COVID-19 and Student Housing

  • In the Fall of 2020, most universities went to a hybrid model of in-person and online instruction. Despite the pandemic and the housing disruptions it wrought, occupancies off campus were down only 3%. Almost all tenants stayed current with their rents, in part because parents wanted to avoid a hit to their credit.
  • Fast forward to Fall 2021 into 2022 and more students are back, occupancies are up, and pre-leasing is up 10% YOY as of July.
  • College is a special time and most students will choose to experience “campus life” if able.

Demand

  • Enrollment outlook is strong, but you have to focus on the right targets. PEP, for instance, works with public universities with 25,000 or more students. Private universities typically have less than 10,000 students and most have university-owned housing.
  • Colleges with large undergraduate populations with parents usually footing the bill are also key demand drivers.
  • International students are a strong tenant base—they are often from affluent families.
  • Students with financial aid or grants usually make good tenants since some or all of their tuition is subsidized.
  • Check retention rates too. Lower student retention rates can mean an unstable student housing basis.

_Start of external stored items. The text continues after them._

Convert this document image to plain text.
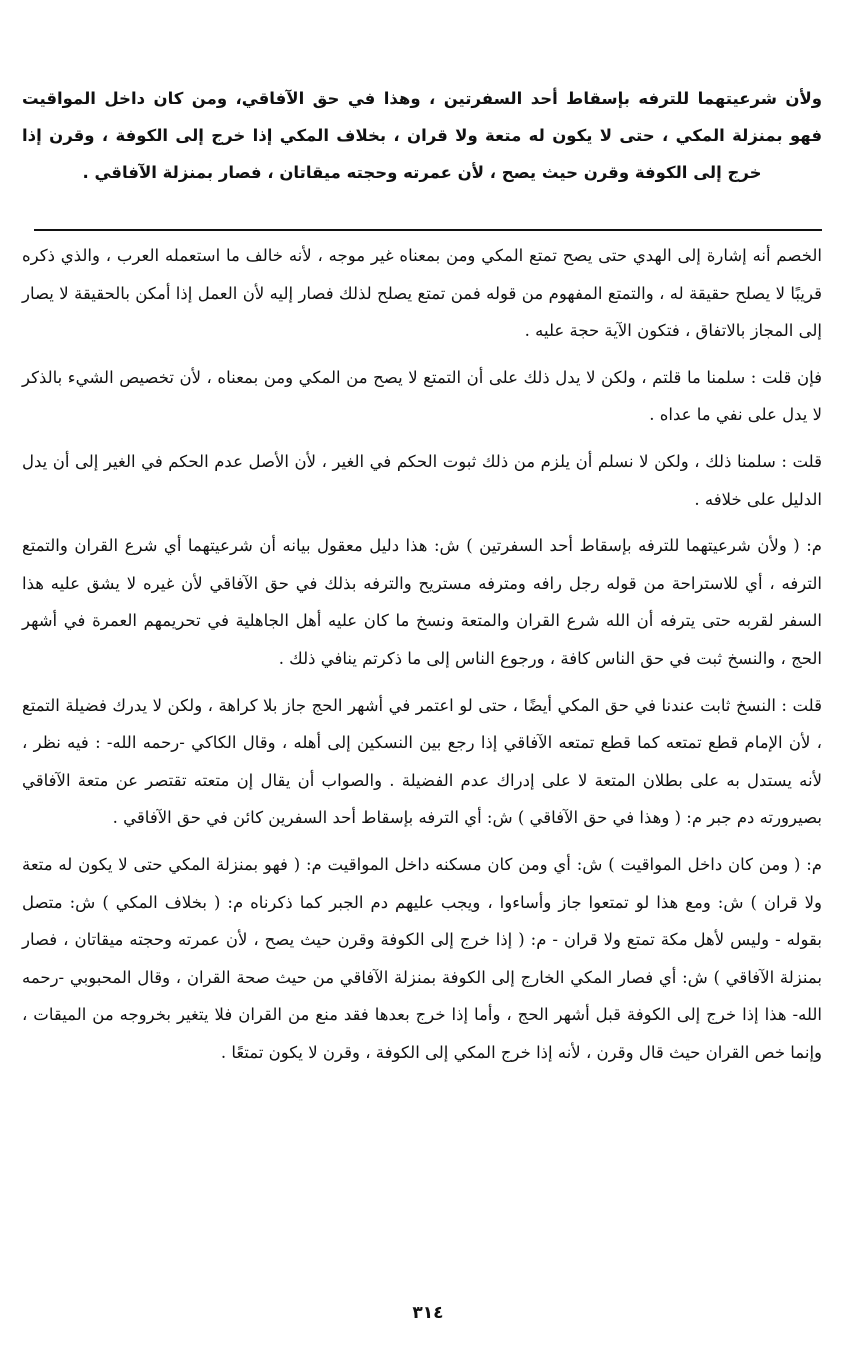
ولأن شرعيتهما للترفه بإسقاط أحد السفرتين ، وهذا في حق الآفاقي، ومن كان داخل المواقيت فهو بمنزلة المكي ، حتى لا يكون له متعة ولا قران ، بخلاف المكي إذا خرج إلى الكوفة ، وقرن إذا خرج إلى الكوفة وقرن حيث يصح ، لأن عمرته وحجته ميقاتان ، فصار بمنزلة الآفاقي .

الخصم أنه إشارة إلى الهدي حتى يصح تمتع المكي ومن بمعناه غير موجه ، لأنه خالف ما استعمله العرب ، والذي ذكره قريبًا لا يصلح حقيقة له ، والتمتع المفهوم من قوله فمن تمتع يصلح لذلك فصار إليه لأن العمل إذا أمكن بالحقيقة لا يصار إلى المجاز بالاتفاق ، فتكون الآية حجة عليه .

فإن قلت : سلمنا ما قلتم ، ولكن لا يدل ذلك على أن التمتع لا يصح من المكي ومن بمعناه ، لأن تخصيص الشيء بالذكر لا يدل على نفي ما عداه .

قلت : سلمنا ذلك ، ولكن لا نسلم أن يلزم من ذلك ثبوت الحكم في الغير ، لأن الأصل عدم الحكم في الغير إلى أن يدل الدليل على خلافه .

م: ( ولأن شرعيتهما للترفه بإسقاط أحد السفرتين ) ش: هذا دليل معقول بيانه أن شرعيتهما أي شرع القران والتمتع الترفه ، أي للاستراحة من قوله رجل رافه ومترفه مستريح والترفه بذلك في حق الآفاقي لأن غيره لا يشق عليه هذا السفر لقربه حتى يترفه أن الله شرع القران والمتعة ونسخ ما كان عليه أهل الجاهلية في تحريمهم العمرة في أشهر الحج ، والنسخ ثبت في حق الناس كافة ، ورجوع الناس إلى ما ذكرتم ينافي ذلك .

قلت : النسخ ثابت عندنا في حق المكي أيضًا ، حتى لو اعتمر في أشهر الحج جاز بلا كراهة ، ولكن لا يدرك فضيلة التمتع ، لأن الإمام قطع تمتعه كما قطع تمتعه الآفاقي إذا رجع بين النسكين إلى أهله ، وقال الكاكي -رحمه الله- : فيه نظر ، لأنه يستدل به على بطلان المتعة لا على إدراك عدم الفضيلة . والصواب أن يقال إن متعته تقتصر عن متعة الآفاقي بصيرورته دم جبر م: ( وهذا في حق الآفاقي ) ش: أي الترفه بإسقاط أحد السفرين كائن في حق الآفاقي .

م: ( ومن كان داخل المواقيت ) ش: أي ومن كان مسكنه داخل المواقيت م: ( فهو بمنزلة المكي حتى لا يكون له متعة ولا قران ) ش: ومع هذا لو تمتعوا جاز وأساءوا ، ويجب عليهم دم الجبر كما ذكرناه م: ( بخلاف المكي ) ش: متصل بقوله - وليس لأهل مكة تمتع ولا قران - م: ( إذا خرج إلى الكوفة وقرن حيث يصح ، لأن عمرته وحجته ميقاتان ، فصار بمنزلة الآفاقي ) ش: أي فصار المكي الخارج إلى الكوفة بمنزلة الآفاقي من حيث صحة القران ، وقال المحبوبي -رحمه الله- هذا إذا خرج إلى الكوفة قبل أشهر الحج ، وأما إذا خرج بعدها فقد منع من القران فلا يتغير بخروجه من الميقات ، وإنما خص القران حيث قال وقرن ، لأنه إذا خرج المكي إلى الكوفة ، وقرن لا يكون تمتعًا .

٣١٤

Product and Development Shifts

  • In the past 10 to 15 years, student housing has become more pedestrian-friendly.
  • When land is scarce student housing can be very vertical, and not just in urban centers.
  • Complexes with 500–1,000 units are most efficiently managed.
  • Since private student housing is not usually on campus, having access to shuttles and buses is key, particularly in cold winter climes.